The brain is incredibly good at protecting our bodies. Tension exists in the system for a reason. If you smash the tension right out of a muscle and take the stability out the system, you must provide the brain with an alternative to stability, or else that structure you just mashed is going to tighten back up with a vengeance. Take "tightness" (I put tightness in quotations because tightness does not indicate strength of the muscle. Just that there is tone) in the pecs as an example. Perhaps the pecs are tight because the opposing muscles (such as middle traps and rhomboids) are not firing. You can stretch and roll the pectorals all day and they might feel a lot looser for a few hours. The problem here is that you haven't taught the brain anything. You took away its strategy for stabilizing a potentially unstable shoulder and it knows no other way to stabilize it and will therefore only tighten the pecs right back up. Adding in a very light and gentle activation to the scapular retractors after releasing the pecs will offer the brain an alternative way to stabilize the shoulder (such as a wall angel or a prone scapular retraction).
On the flipside, if you only do prone scap retractions and wall angels without any flexibility drills to the pecs, you might not be able to actually target the proper muscles because the brain has the pecs so jacked up that they dominate every movement. This is where a combination of releasing and activating is the key.

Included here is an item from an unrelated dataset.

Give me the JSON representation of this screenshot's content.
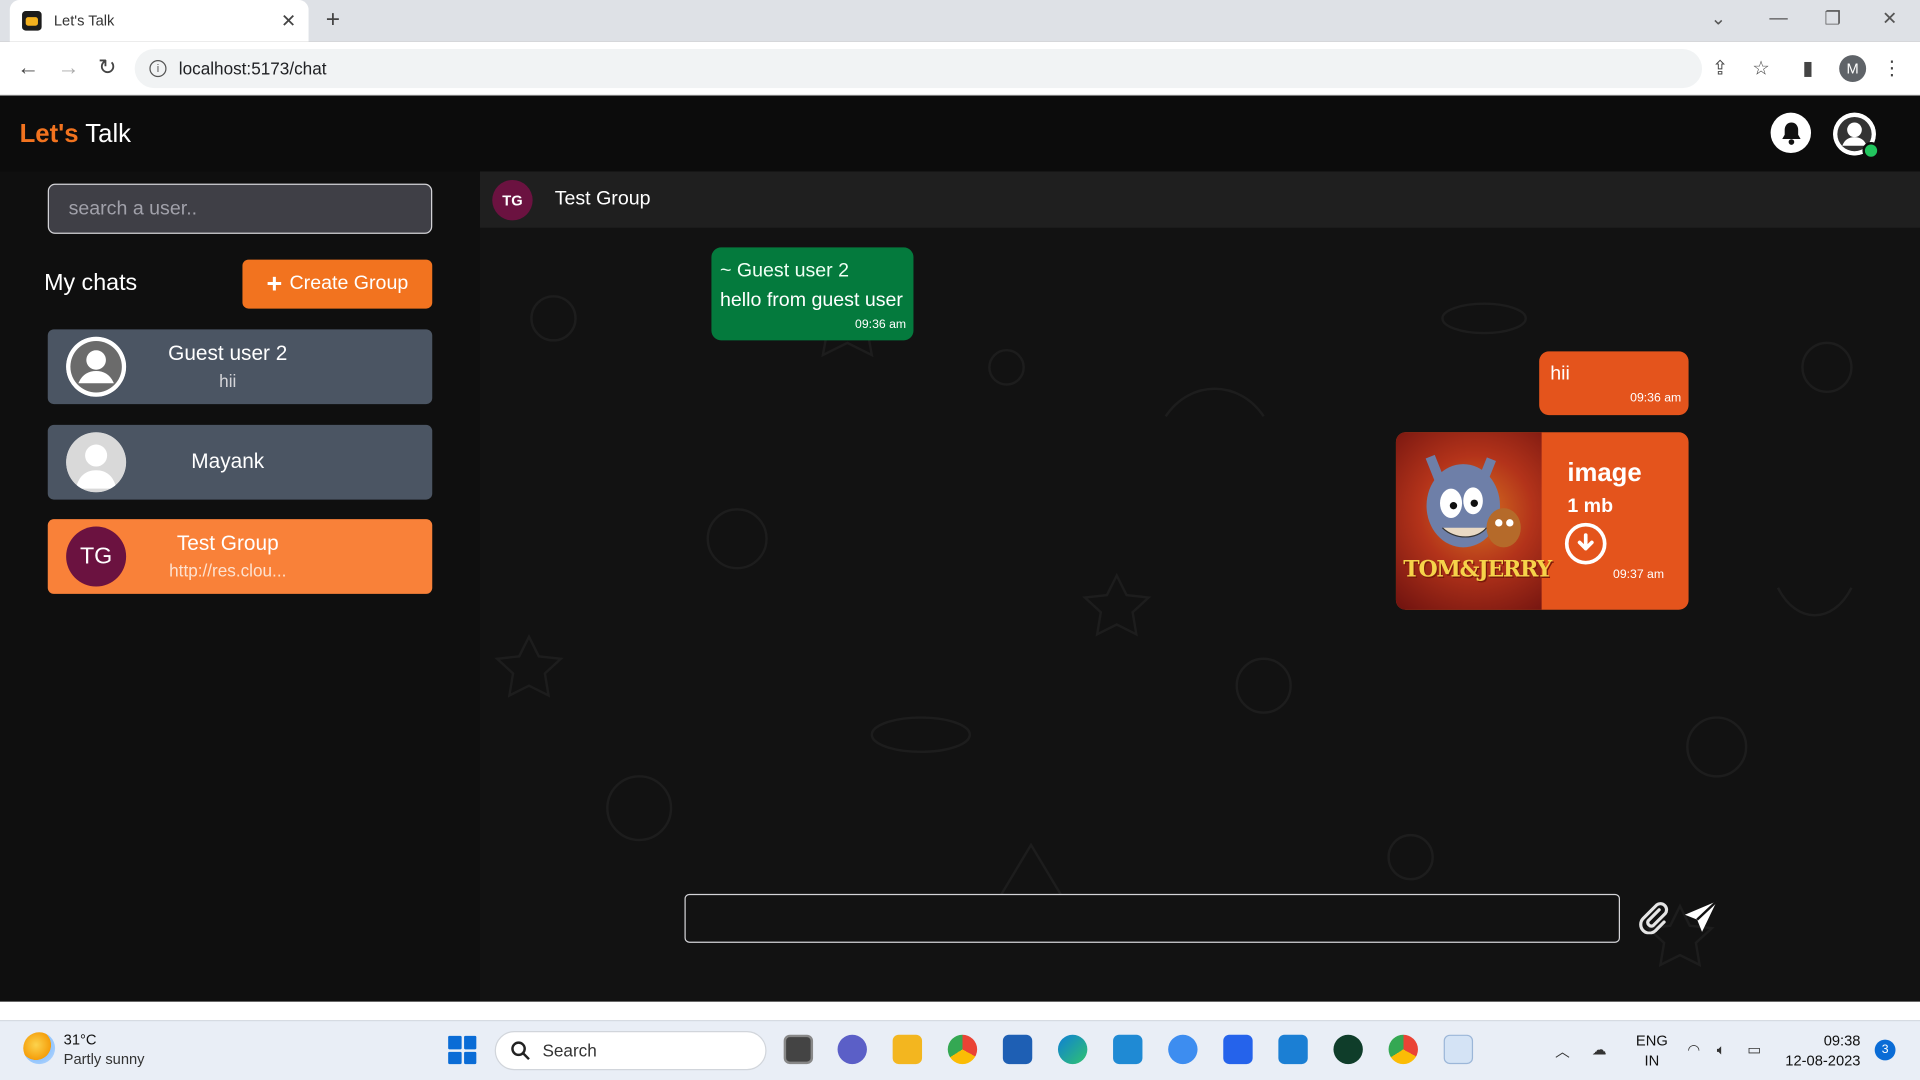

Something to keep in mind is that, with a lot of our flexibility and mobility drills, we are not actually changing the physical property of the tissue, we are changing the afferent signal that it is given to the brain from that structure. This allows us to tap into the motor control centre of the brain (the HUB of movement!) and gives us an opportunity to teach it something. A release to a structure should be gentle to decrease afferent signal to the brain. When the afferent signal is decreased, there is about a 5-10 second window where doing an activation to the opposing muscle will increase it's afferent signal to the brain, balancing out the brains awareness of the two muscles and allowing it to use both equally. This pairing is creating motor learning and is actually reprogramming the motor control centre. SO FREAKING COOL!
An amazing tool for determining exactly what needs to be released and what needs to be activated is NeuroKinetic Therapy (NKT). NKT is a manual muscle testing system that assesses for the neural connection that the brain has to a muscle. If this connection is lacking, it allows you to determine exactly which muscle is over working for an inhibited muscle. The treatment as per the NKT protocol, is to release (flexibility drill) the overworking muscle and gently activate (stability drill) the underworking muscle.
If NKT isn't in your arsenal of assessment tools, a great place to start is functional opposites. If you are releasing a hip flexor, immediately activate a hip extensor; if you are releasing an upper trap, activate a lat afterwards. Can't seem to get a hamstring to fire? Try releasing the quadriceps to see if you get more hams activity.
Every person and nervous system has a different story. Everyone has had different injuries, different sports, different habits and different experiences. and therefore every nervous system will have different strategies for movement. There are no cookbooks for what to release and what to activate, but combining both in your practice is much more powerful than only mobility or only stability. Remember that things don't get tight just because they feel like it. Usually they are overworking to help a lazy antagonist or to protect a joint that the brain perceives as unstable. Don't take stability out of the system without offering the brain an alternative.